Problem Description
Given a list of intervals, remove all intervals that are covered by another interval in the list. An interval [a, b) is covered by another interval [c, d) if and only if c <= a and b <= d. The goal is to return the number of remaining intervals after removal.
Key Insights
- Sort intervals by their start points in ascending order and by end points in descending order when starts are equal.
- By sorting this way, if two intervals have the same start, the longer interval comes first, making it easier to detect coverage.
- Keep track of the maximum end encountered so far.
- When iterating, if the current interval's end is less than or equal to the tracked maximum end, it is covered by a previous interval.
Space and Time Complexity
Time Complexity: O(n log n) due to sorting, with an additional O(n) for a single pass through the intervals. Space Complexity: O(1) extra space if the sort is in-place.
Solution
The solution involves a greedy approach:
- Sort the intervals by start coordinate in ascending order; if two intervals share the same start, sort them by their end coordinate in descending order.
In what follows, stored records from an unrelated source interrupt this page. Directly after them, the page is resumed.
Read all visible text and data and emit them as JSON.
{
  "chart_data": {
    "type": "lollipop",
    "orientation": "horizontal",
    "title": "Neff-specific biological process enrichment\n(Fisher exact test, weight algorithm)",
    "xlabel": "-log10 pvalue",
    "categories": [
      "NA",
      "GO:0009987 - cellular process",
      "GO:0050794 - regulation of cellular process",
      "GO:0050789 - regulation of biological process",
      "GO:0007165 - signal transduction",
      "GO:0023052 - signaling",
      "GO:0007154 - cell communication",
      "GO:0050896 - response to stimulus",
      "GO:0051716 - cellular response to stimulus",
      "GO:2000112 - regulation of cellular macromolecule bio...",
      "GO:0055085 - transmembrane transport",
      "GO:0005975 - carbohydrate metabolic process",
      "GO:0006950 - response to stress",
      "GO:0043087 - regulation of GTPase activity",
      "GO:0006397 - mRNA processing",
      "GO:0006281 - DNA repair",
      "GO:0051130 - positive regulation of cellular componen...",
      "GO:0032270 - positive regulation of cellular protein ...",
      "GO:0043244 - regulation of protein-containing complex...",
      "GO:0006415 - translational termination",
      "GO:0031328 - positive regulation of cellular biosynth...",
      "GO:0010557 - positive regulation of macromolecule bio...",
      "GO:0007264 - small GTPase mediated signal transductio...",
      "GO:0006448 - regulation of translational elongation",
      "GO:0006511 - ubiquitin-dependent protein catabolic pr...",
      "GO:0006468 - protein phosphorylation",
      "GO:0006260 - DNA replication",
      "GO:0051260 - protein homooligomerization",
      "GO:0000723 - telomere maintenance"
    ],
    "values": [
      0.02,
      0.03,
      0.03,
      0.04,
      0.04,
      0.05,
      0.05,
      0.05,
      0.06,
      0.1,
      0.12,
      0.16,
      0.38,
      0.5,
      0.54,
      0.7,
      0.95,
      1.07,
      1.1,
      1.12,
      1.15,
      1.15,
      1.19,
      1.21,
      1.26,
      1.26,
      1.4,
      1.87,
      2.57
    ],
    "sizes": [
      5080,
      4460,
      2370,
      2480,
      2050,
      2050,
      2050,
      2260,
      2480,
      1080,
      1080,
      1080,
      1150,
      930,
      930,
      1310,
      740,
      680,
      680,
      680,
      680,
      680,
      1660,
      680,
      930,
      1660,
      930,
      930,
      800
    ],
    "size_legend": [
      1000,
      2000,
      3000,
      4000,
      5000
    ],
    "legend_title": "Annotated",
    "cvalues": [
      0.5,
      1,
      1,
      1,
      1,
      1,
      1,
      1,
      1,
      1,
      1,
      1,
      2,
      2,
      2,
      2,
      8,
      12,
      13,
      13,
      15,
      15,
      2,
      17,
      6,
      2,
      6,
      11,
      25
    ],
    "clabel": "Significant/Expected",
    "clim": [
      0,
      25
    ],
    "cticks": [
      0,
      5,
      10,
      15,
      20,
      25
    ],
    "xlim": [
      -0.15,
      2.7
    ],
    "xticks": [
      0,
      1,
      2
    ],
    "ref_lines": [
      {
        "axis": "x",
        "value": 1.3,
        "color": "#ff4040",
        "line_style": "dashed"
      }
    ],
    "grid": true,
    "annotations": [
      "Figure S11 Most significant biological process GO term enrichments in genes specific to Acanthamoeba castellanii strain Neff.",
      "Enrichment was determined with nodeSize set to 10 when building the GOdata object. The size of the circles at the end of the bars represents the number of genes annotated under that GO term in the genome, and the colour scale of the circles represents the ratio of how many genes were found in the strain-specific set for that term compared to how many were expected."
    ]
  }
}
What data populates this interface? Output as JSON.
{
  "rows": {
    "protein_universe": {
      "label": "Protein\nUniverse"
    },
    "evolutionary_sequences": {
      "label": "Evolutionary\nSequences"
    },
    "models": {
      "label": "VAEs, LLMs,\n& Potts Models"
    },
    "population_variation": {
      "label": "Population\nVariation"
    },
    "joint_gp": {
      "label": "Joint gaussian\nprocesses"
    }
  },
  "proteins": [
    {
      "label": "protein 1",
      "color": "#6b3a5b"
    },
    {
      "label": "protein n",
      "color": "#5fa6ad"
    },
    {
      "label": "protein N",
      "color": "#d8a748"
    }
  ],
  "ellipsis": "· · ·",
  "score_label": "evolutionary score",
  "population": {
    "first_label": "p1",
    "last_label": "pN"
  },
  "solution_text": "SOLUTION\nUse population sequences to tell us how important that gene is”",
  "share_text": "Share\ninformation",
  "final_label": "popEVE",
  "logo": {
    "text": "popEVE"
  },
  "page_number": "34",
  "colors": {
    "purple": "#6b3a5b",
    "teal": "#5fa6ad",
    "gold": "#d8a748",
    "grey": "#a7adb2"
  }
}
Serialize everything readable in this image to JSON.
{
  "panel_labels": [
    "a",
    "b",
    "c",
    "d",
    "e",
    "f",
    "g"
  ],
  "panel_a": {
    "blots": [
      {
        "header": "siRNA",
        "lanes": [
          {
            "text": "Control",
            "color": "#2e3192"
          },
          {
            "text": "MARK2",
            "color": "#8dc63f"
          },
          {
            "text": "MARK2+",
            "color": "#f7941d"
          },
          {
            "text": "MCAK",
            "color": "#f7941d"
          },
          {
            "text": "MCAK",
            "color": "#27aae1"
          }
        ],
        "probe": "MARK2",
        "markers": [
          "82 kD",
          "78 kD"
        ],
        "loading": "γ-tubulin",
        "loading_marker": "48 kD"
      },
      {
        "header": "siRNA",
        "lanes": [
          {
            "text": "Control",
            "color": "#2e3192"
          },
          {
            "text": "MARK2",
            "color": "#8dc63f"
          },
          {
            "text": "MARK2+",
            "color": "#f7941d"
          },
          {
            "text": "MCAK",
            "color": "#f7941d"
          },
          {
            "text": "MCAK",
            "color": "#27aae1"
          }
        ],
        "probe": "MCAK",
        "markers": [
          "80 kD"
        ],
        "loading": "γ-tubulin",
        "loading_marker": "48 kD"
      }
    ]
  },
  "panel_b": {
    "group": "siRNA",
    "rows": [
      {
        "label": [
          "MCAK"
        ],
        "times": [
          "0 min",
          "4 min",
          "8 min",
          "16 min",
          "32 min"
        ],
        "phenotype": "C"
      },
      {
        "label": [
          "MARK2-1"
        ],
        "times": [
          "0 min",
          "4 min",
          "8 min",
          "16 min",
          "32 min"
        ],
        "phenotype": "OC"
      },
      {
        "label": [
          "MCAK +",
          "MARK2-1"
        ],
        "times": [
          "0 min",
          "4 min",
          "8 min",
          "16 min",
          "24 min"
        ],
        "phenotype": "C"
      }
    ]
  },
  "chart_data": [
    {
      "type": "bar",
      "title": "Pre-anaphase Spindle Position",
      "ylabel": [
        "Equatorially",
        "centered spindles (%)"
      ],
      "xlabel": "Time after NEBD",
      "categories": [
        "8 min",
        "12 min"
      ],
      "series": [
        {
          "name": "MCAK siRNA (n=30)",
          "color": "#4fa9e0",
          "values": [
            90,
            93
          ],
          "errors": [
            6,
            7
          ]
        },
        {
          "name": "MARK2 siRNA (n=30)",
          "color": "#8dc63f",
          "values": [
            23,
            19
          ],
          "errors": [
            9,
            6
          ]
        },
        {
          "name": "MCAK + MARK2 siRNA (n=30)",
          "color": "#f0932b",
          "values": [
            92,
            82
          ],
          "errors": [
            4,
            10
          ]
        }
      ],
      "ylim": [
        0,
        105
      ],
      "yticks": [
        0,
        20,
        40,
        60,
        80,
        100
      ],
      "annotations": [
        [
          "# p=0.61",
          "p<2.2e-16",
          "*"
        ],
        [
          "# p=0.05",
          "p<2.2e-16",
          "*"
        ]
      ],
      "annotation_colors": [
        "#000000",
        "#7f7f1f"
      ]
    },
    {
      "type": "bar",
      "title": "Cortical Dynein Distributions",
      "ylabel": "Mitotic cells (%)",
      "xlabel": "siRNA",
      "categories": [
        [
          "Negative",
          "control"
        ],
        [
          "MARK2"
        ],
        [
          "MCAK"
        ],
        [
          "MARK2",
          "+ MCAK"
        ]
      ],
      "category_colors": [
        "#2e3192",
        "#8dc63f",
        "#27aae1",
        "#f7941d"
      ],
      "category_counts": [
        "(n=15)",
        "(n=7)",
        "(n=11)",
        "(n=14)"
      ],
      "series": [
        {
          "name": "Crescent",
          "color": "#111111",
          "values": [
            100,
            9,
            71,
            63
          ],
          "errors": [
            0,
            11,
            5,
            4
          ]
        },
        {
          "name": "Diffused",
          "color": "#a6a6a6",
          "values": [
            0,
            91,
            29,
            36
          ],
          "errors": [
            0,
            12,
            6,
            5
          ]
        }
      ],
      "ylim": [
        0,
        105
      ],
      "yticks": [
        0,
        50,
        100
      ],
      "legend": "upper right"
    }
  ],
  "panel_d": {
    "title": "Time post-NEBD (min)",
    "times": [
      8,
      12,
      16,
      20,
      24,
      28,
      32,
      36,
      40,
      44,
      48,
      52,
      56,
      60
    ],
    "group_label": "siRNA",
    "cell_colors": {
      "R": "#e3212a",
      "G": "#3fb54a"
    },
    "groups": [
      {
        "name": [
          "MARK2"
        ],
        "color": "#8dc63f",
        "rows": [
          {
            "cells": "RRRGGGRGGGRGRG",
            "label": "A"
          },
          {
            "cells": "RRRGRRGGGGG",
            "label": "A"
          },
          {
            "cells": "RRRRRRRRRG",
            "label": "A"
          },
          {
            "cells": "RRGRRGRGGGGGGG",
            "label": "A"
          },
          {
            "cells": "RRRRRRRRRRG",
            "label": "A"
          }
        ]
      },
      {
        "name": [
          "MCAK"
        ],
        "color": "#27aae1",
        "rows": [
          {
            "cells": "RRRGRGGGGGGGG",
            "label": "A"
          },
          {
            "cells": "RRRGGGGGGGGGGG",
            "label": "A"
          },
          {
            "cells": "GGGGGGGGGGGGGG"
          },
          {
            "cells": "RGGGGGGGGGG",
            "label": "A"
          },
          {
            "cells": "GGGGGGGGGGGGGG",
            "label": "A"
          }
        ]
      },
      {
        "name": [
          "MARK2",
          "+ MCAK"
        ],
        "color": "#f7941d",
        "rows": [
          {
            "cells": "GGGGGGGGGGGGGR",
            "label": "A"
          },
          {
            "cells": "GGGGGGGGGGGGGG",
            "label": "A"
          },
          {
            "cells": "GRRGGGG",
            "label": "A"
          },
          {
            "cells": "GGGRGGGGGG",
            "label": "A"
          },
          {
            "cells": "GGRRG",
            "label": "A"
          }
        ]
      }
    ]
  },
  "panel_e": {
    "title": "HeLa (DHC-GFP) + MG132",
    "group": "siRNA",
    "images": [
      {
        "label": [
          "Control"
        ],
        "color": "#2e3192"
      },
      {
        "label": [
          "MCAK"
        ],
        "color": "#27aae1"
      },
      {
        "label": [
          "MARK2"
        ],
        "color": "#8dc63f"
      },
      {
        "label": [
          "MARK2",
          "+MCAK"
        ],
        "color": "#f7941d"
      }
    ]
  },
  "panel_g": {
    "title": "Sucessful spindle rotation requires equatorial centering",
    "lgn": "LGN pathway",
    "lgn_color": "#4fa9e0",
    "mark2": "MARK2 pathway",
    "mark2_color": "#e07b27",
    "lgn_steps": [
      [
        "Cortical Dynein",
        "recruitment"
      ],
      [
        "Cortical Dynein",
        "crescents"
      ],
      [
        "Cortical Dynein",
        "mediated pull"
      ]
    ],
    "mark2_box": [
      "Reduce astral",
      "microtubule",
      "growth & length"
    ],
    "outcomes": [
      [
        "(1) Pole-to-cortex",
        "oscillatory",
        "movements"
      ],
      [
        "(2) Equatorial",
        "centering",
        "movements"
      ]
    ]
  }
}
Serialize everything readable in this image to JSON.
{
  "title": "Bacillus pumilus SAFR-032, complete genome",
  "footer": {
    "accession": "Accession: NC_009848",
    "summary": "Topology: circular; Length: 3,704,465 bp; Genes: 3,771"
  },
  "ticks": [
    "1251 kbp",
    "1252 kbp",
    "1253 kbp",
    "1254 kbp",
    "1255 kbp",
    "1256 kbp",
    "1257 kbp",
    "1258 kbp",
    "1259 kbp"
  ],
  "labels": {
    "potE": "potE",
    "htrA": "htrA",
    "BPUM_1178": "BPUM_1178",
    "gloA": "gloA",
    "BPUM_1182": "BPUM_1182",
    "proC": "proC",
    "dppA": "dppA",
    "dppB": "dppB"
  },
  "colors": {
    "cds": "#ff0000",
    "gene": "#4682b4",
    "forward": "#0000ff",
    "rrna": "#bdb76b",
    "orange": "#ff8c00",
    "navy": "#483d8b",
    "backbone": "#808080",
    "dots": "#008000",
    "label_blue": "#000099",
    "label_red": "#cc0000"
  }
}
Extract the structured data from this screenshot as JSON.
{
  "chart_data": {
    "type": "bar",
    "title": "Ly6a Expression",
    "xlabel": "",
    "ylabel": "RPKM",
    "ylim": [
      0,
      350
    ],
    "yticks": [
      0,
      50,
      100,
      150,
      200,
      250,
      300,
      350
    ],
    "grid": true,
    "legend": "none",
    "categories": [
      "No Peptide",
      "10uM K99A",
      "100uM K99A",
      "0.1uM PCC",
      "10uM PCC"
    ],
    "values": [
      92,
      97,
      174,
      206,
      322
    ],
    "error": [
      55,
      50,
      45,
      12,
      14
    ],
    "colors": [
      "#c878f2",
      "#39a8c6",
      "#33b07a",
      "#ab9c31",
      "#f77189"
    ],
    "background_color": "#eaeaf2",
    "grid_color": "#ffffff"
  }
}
- Initialize a counter for the number of non-covered intervals and a variable to record the farthest end encountered.
- Iterate through the sorted list. For each interval, if its end is greater than the maximum end seen so far, it is not covered and should be counted; update the maximum end.
- Return the count.
This technique ensures each interval is processed only once after sorting, which yields an efficient and optimal solution.